The fact that I had nice words to say yesterday about the Lutheran pastor Nadia Bolz-Weber and her memoir Pastrix has attracted lots of notice on both the Christian left and the Christian right. As you will recall if you read my earlier piece, I expected to hate the book, given how radical Bolz-Weber is, and I expected her to be liberal Protestantism’s flavor-of-the-month. That’s not what I found when I actually engaged with the book. Even though I will never agree with Bolz-Weber on some fundamental Christian dogmas and doctrines, I admire her heart, her voice, and her ragged humanity. From what I can tell, some on the Christian left were startled that a conservative Christian found anything nice to say about one of them, and some on the Christian right are appalled that I found anything nice to say about a pastor who upends so many orthodoxies (many of which I myself uphold).
I was thinking this afternoon about what it was, precisely, that makes me like Bolz-Weber in spite of the fact that we are on opposite sides of some important controversies. I think it comes down to this: she’s a radical. She seems to know, as so many ideological Christians on both the progressive and conservative side do not, that Christianity is not educated academics and/or the comfortable middle class at prayer. It is — it has to be — something far more challenging, and, yes, radical. Peter Kreeft spoke to this point about politics in a 1996 First Things essay in which he, a traditionalist, discovered he had more in common with a socialist friend than either of them had in common with their lunch partners who were a conventional liberal and a conventional conservative. It emerged in a discussion about architecture and aesthetics.

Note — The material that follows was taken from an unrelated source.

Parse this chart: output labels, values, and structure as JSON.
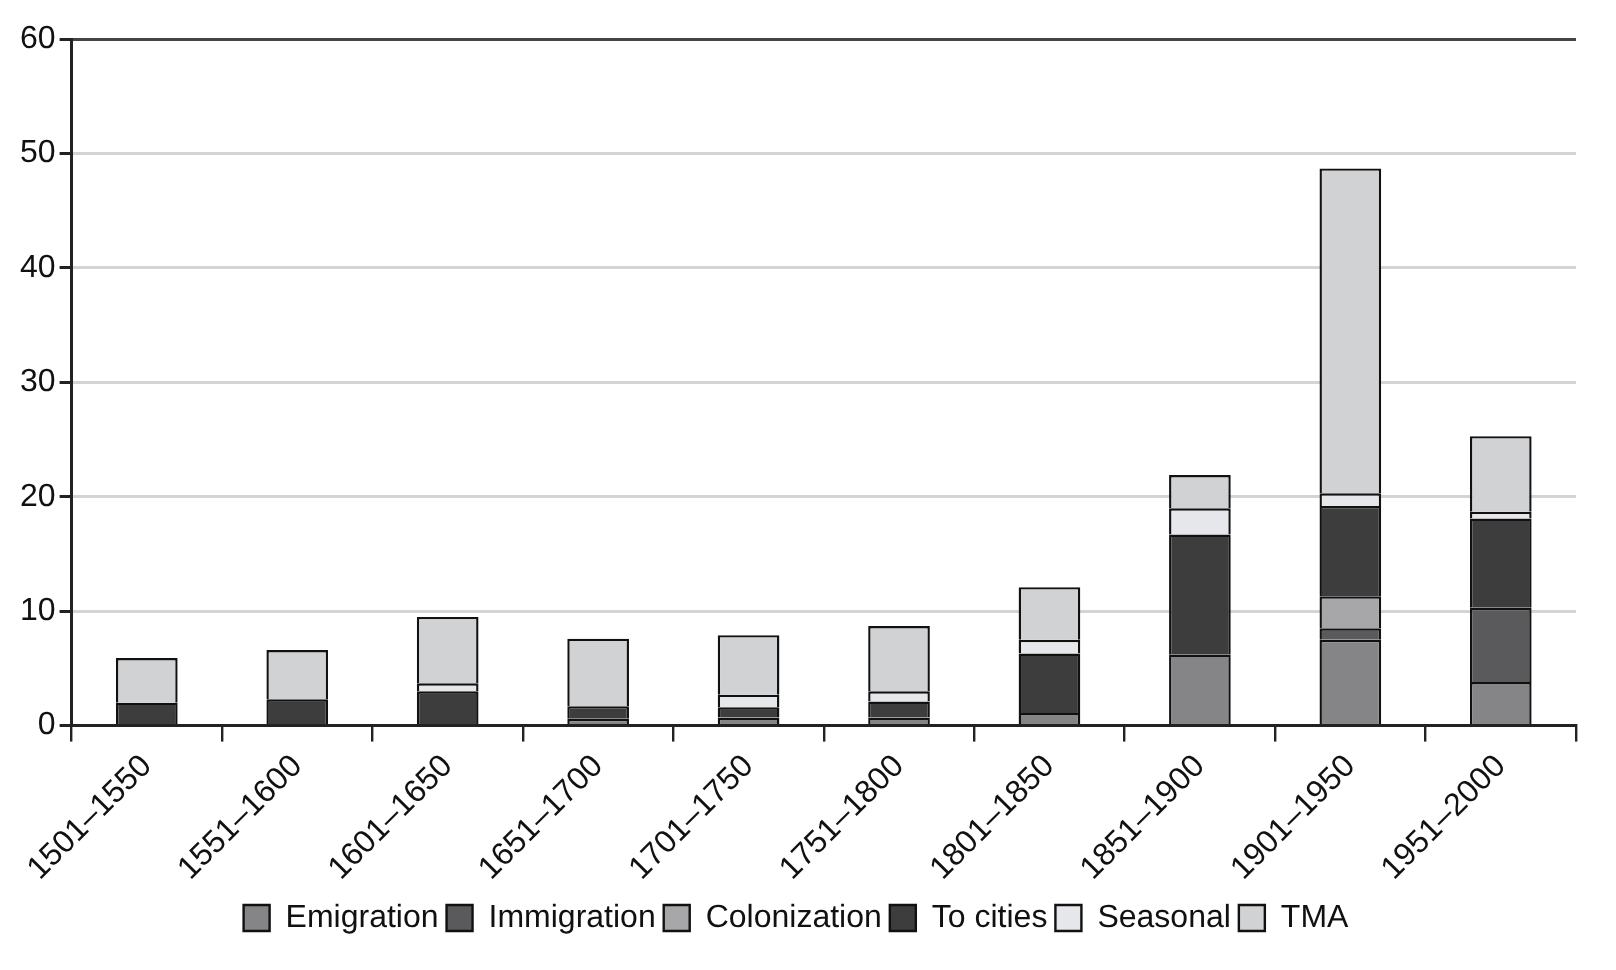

Kreeft wrote:
It became obvious to all four of us that there was some sort of a serious spiritual division between “us” and “them”: with the radical and the traditionalist on the one side, and the liberal and the conservative on the other. It was more than a set of aesthetic preferences. It soon became clear that it unexpectedly flowed over into social and political issues. Dick and I discovered that we shared a preference for “small is beautiful” populism, a suspicion of bigness whether in government or business, a lack of interest in economics, a dislike of suburbs, a love of nature, and a concern for conserving the environment. (I’ve never understood why “conservatives” aren’t in the front rank of conservationism.) We didn’t get into moral and religious issues, but I suspect that even there we would have found a psychological kinship beneath our philosophical differences.
I think what Kreeft touches on here probably has something to do with the affinity I felt for Nadia Bolz-Weber after reading her book. Robert Inchausti’s great book Subversive Orthodoxy is also helpful here, at least a bit. The book is about a wide range of modern Christian writers and thinkers whose radicalism (relative to our time) comes not in rejection of small-o orthodox Christianity, but because of it. Inchausti examines figures like Alexander Solzhenitsyn, Marshall McLuhan, Dorothy Day, Soren Kierkegaard, Martin Luther King Jr., Wendell Berry, and Jacques Ellul, among others. He writes (emphases are the author’s):
[U]nlike their more utilitarian peers, they desire to live in the truth more than they desire to be effective in the world, and this puts them on the far side of a very deep and very important intellectual divide: it puts them in the camp of the stoic poor, the moral outcasts, and the political and literary pariahs. … [T]he primary moral task from a Christian perspective is to perceive evil. And this requires on to see what isn’t there and through the things that are. This is possible only for someone who is suspicious of virtue and who believes in a reality greater than his own.
To be perfectly clear: I think Nadia Bolz-Weber is quite wrong about some important things, and I think she’s bound to believe that about me. But she’s onto a way of approaching Christianity that I believe is critically important, and one that I try to emulate as well, from an orthodox (and Orthodox) Christian perspective. If Jesus was who He said He was, then we have no choice but to be radical — but to be as radical toward our own hearts as we are towards the world. This is hard, and it’s a lifelong struggle. But there it is.